The idea of opening Binding Agents, an upcoming cookbook shop in the Italian Market, came to Catie Gainor during a fever dream. “Like, actually, I had a fever — I was not well,” the 34-year-old told Billy Penn.
Sick in bed and gutted over missing a work meeting she’d spent weeks prepping for, Gainor was scrolling through social media when she saw a post by Book Larder — a Seattle-based cookbook shop, and a concept she felt would equally complement Philadelphia’s culinary scene.
“If I want this to be here, then I should do it,” Gainor realized. Support for the idea from her husband, friends, and family further encouraged her, but the deal was sealed once she came up with the name Binding Agents.
“It was like yeah, now I really have to do it because I can’t let that go to waste,” she said. “Not to toot my own horn, but I do really love the name.”
Pun aside, the name speaks to Gainor’s love for books — “there’s nothing like a physical book … the binding and paging is part of that too, and the smell” — along with the connective power they share with food for bringing people together.
The store will open at 908 Christian Street, formerly the waiting room for the once-adjacent Sabrina’s Café, a 350-square-foot space that Gainor is currently converting into “a place to duck in and feel cozy and comfortable, I hope.”

Soon-to-be-installed shelves will be stocked with cookbooks in a variety of themes, styles, and formats, along with other titles that “center and celebrate food — fiction and nonfiction,” Gainor said. That includes children’s books, “which can really influence the relationship they have with food in their lives.”
While the store will always keep a collection of classic, regularly referenced cookbooks in stock, the focus will be more on a diverse range of newer titles “showcasing a perspective that I think is contemporary and relevant now,” Gainor explained. “So, people should expect to see books from the last few years and ones that have just come out, as well as a small selection of [titles] that really have made waves and sort of changed the way that we cook from the past.”

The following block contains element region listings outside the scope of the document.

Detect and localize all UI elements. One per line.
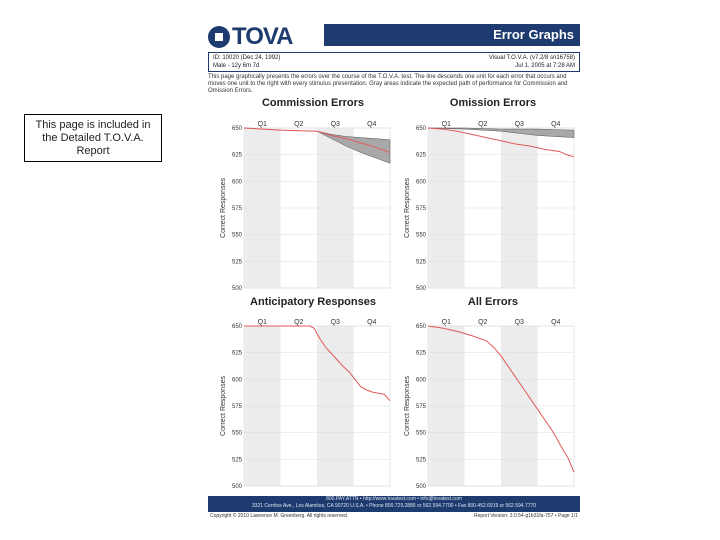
y-tick-label: 550: [232, 233, 243, 239]
anticipatory-responses-title: Anticipatory Responses: [250, 296, 376, 308]
y-tick-label: 650: [416, 126, 427, 132]
report-description: This page graphically presents the error…: [208, 74, 568, 94]
quarter-label: Q3: [331, 121, 340, 128]
y-tick-label: 525: [416, 259, 427, 265]
logo-text: TOVA: [232, 23, 293, 50]
included-note-text: This page is included in the Detailed T.…: [35, 118, 151, 157]
y-tick-label: 625: [416, 351, 427, 357]
y-tick-label: 600: [416, 179, 427, 185]
quarter-label: Q1: [442, 319, 451, 326]
quarter-label: Q3: [515, 121, 524, 128]
quarter-label: Q1: [442, 121, 451, 128]
error-graphs-report: TOVA Error Graphs ID: 10020 (Dec 24, 199…: [208, 20, 580, 520]
report-title: Error Graphs: [493, 27, 574, 42]
patient-sex-age: Male - 12y 6m 7d: [213, 63, 260, 69]
error-line: [243, 127, 391, 154]
anticipatory-responses-chart: Q1 Q2 Q3 Q4 650 625 600 575 550 525 500 Correct Res…: [220, 319, 391, 490]
commission-errors-title: Commission Errors: [261, 97, 365, 109]
quarter-label: Q1: [258, 121, 267, 128]
expected-band: [427, 127, 575, 138]
y-tick-label: 625: [232, 153, 243, 159]
y-tick-label: 625: [232, 351, 243, 357]
y-tick-label: 500: [416, 286, 427, 292]
expected-band: [243, 127, 391, 164]
y-axis-label: Correct Responses: [404, 178, 411, 238]
copyright-text: Copyright © 2010 Lawrence M. Greenberg. …: [210, 513, 349, 519]
y-axis-label: Correct Responses: [404, 376, 411, 436]
all-errors-title: All Errors: [467, 296, 519, 308]
quarter-label: Q2: [294, 319, 303, 326]
y-tick-label: 525: [232, 457, 243, 463]
logo-mark-icon: [208, 26, 230, 48]
y-tick-label: 550: [416, 233, 427, 239]
quarter-label: Q3: [331, 319, 340, 326]
patient-info-box: ID: 10020 (Dec 24, 1992) Male - 12y 6m 7…: [208, 52, 580, 72]
tova-logo: TOVA: [208, 23, 318, 50]
y-tick-label: 625: [416, 153, 427, 159]
error-line: [244, 325, 391, 402]
quarter-label: Q4: [551, 319, 560, 326]
y-tick-label: 575: [416, 404, 427, 410]
patient-id: ID: 10020 (Dec 24, 1992): [213, 55, 281, 61]
report-header: Error Graphs: [324, 24, 580, 46]
omission-errors-title: Omission Errors: [449, 97, 537, 109]
footer-address: 3321 Cerritos Ave., Los Alamitos, CA 907…: [251, 503, 537, 509]
quarter-label: Q4: [367, 121, 376, 128]
y-tick-label: 500: [416, 484, 427, 490]
error-line: [427, 127, 575, 158]
report-version: Report Version: 3.0.54-g1b31fa-757 • Pag…: [473, 513, 578, 519]
y-tick-label: 550: [416, 431, 427, 437]
all-errors-chart: Q1 Q2 Q3 Q4 650 625 600 575 550 525 500 Correct Res…: [404, 319, 575, 490]
quarter-label: Q4: [551, 121, 560, 128]
y-tick-label: 500: [232, 484, 243, 490]
quarter-label: Q2: [478, 319, 487, 326]
quarter-label: Q2: [478, 121, 487, 128]
omission-errors-chart: Q1 Q2 Q3 Q4 650 625 600 575 550 525 500 Correct Res…: [404, 121, 575, 292]
y-tick-label: 500: [232, 286, 243, 292]
y-tick-label: 575: [232, 404, 243, 410]
quarter-label: Q4: [367, 319, 376, 326]
y-axis-label: Correct Responses: [220, 178, 227, 238]
report-footer: 800.PAY.ATTN • http://www.tovatest.com •…: [208, 496, 580, 512]
y-tick-label: 525: [416, 457, 427, 463]
y-tick-label: 650: [232, 324, 243, 330]
y-tick-label: 575: [416, 206, 427, 212]
y-tick-label: 650: [232, 126, 243, 132]
y-tick-label: 600: [232, 377, 243, 383]
y-tick-label: 650: [416, 324, 427, 330]
commission-errors-chart: Q1 Q2 Q3 Q4 650 625 600 575 550 525 500 Correct Res…: [220, 121, 391, 292]
y-axis-label: Correct Responses: [220, 376, 227, 436]
footer-meta: Copyright © 2010 Lawrence M. Greenberg. …: [208, 512, 580, 520]
test-date: Jul 1, 2005 at 7:28 AM: [515, 63, 575, 69]
y-tick-label: 600: [416, 377, 427, 383]
test-version: Visual T.O.V.A. (v7.2/8 sn16758): [488, 55, 575, 61]
quarter-label: Q2: [294, 121, 303, 128]
y-tick-label: 525: [232, 259, 243, 265]
footer-contact: 800.PAY.ATTN • http://www.tovatest.com •…: [326, 496, 462, 502]
y-tick-label: 600: [232, 179, 243, 185]
quarter-label: Q3: [515, 319, 524, 326]
y-tick-label: 550: [232, 431, 243, 437]
quarter-label: Q1: [258, 319, 267, 326]
error-line: [427, 325, 575, 473]
y-tick-label: 575: [232, 206, 243, 212]
included-note: This page is included in the Detailed T.…: [24, 114, 162, 162]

Beyond inventory, Binding Agents will host Silent Book Club-style evenings, with extended hours for visitors to shop, enjoy snacks, and bring their own cookbooks to annotate together or read “in community, in sort of quiet contemplation but not alone,” Gainor said. Author events, as well as partnerships with larger venues for cooking classes, are also in the works.
Ahead of a planned October opening, Binding Agents will be participating in August 24’s Philly Bookstore Crawl with an in-store pop-up featuring a selection of 2024 titles, as well as a build-a-monster style workshop for writers aged 8-14, co-presented from noon to 3 p.m. by Cosmic Writers and Molly’s Books & Records. “It’s not food related,” Gainor said of the workshop, “but it’ll be really fun.”

Visitors to the pop-up can also pick up Binding Agents bingo cards, its rows completed by finishing a book or following a recipe, with bingos to be submitted in an online form for a chance to win store discounts or swag from the first of September till the end of the year.
Gainor will also be participating in the 2024 series of Cookbooks and Convos, highlighting female chefs and authors from Philly’s culinary scene, this fall.
In the meantime, efforts are focused on finalizing the shop, with Gainor working to “reimagine the space while retaining the character of what makes the Italian Market so special.” Other than being the neighborhood she calls home, an Italian Market location, she said, was key due to “just so much history, and such a supportive community of business owners, patrons, and community members and residents.” She’s recently launched a crowdfunding campaign to help get her through the last leg of the redesign.
“My to-do list is troubling to me,” Gainor laughed. “But we’re making great progress.”